The Bruins are in a freefall at the worst possible time and at this point, Julien wants to see positive action and winning results from his team rather than the empty talk with the media.

“We want to respect our game plan, execute it well and that normally helps you. We’ve been a little bit all over the place, especially in the last game,” said Julien. “That’s what we addressed yesterday, moving forward.

“I haven’t used the All-Star break as a motivation. We’re basically looking at these last two games, and what we have to do in these last two games. I think we’re well aware of what’s waiting for them after that. The players normally know when the breaks are. That’s not for us right now. I’d like to see our focus on what we need to do [against the Wings] to right the ship. We’ve talked about it a lot, and I think right now the less said, and the more shown is probably the best thing.”

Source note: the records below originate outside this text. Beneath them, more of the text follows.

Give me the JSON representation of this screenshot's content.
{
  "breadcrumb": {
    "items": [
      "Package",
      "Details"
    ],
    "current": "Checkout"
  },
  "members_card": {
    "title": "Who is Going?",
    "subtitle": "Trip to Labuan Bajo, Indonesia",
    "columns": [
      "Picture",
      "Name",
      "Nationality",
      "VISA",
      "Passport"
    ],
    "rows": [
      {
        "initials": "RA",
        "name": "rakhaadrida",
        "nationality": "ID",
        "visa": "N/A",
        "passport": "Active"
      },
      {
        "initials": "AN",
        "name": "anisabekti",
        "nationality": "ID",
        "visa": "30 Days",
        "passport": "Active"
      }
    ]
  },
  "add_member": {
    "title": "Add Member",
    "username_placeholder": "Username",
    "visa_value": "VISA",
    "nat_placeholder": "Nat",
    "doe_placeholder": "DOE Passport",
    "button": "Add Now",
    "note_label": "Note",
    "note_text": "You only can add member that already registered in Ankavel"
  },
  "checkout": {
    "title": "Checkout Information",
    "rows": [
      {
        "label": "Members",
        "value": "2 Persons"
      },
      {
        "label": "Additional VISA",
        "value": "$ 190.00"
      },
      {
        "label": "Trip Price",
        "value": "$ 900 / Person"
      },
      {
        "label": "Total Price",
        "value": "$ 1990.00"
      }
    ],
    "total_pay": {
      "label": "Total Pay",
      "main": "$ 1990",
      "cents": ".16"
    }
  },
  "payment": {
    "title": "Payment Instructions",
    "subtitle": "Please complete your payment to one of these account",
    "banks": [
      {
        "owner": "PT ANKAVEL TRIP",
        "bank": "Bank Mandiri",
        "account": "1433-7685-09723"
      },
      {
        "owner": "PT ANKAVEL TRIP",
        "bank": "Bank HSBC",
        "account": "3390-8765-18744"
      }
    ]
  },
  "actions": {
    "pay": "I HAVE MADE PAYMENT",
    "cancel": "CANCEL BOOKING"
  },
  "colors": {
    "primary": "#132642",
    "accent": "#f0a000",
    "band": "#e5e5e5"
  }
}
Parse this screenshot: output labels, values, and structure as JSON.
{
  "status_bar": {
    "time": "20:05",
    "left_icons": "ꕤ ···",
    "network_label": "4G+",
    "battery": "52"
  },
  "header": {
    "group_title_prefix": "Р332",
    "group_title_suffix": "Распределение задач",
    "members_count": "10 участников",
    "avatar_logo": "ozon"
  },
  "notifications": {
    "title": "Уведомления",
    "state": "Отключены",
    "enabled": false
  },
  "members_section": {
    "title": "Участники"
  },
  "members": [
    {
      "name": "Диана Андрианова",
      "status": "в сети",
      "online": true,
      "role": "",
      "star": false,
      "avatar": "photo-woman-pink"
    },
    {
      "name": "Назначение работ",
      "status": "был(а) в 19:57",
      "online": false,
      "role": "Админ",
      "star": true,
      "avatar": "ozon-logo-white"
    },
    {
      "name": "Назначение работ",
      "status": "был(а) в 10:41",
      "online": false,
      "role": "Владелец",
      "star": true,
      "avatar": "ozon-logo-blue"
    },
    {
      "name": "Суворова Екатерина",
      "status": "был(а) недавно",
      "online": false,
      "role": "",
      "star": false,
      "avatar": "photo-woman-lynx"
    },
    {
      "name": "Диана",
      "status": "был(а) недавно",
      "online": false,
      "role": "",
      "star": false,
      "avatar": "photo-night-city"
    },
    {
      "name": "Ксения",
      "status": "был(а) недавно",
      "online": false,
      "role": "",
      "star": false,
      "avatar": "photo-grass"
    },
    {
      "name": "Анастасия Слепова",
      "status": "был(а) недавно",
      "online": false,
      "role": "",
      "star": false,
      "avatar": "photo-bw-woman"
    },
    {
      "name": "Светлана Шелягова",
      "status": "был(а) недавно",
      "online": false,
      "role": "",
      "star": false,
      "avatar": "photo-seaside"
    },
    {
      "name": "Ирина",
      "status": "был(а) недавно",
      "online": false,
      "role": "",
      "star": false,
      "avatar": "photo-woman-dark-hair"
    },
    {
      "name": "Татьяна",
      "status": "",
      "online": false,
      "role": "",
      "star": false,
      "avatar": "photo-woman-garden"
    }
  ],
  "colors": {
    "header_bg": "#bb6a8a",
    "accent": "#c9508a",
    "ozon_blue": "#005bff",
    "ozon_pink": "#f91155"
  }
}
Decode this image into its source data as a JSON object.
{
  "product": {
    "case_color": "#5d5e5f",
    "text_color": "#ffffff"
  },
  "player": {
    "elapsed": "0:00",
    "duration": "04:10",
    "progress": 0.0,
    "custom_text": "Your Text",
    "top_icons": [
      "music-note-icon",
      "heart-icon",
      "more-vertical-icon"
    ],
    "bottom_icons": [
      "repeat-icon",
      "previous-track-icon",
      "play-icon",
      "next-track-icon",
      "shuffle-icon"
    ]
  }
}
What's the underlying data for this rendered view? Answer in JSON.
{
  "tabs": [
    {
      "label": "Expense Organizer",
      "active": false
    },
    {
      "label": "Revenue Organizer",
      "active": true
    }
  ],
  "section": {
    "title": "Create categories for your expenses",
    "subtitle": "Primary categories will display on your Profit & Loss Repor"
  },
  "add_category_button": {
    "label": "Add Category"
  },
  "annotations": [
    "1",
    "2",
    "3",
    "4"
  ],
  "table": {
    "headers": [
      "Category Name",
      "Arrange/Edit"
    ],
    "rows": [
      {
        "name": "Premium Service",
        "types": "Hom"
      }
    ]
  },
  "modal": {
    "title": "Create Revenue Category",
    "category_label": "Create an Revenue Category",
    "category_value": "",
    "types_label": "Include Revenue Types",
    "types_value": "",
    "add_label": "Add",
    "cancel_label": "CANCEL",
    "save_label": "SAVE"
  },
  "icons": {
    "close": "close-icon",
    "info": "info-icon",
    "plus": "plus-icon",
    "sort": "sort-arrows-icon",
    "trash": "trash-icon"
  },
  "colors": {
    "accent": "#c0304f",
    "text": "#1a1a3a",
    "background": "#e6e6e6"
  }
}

With two games left until the All-Star break, one has to wonder what Julien’s fate will be if the Bruins drop both games to Detroit and Pittsburgh before the group breaks up for All-Star weekend. 

A good showing might be enough to keep Julien calling the shots for the Black and Gold down the stretch this season. But the sense is that more of the same fragile, losing efforts from the Bruins in these final two home dates, a familiar look from this group over the past three seasons, could spell doom for the winningest coach in Bruins franchise history.

One thing is for sure: Words aren’t going to do anything for Julien, and instead it’s about cold, hard results for the coach and the Bruins players who are nose-diving in the middle of the regular season.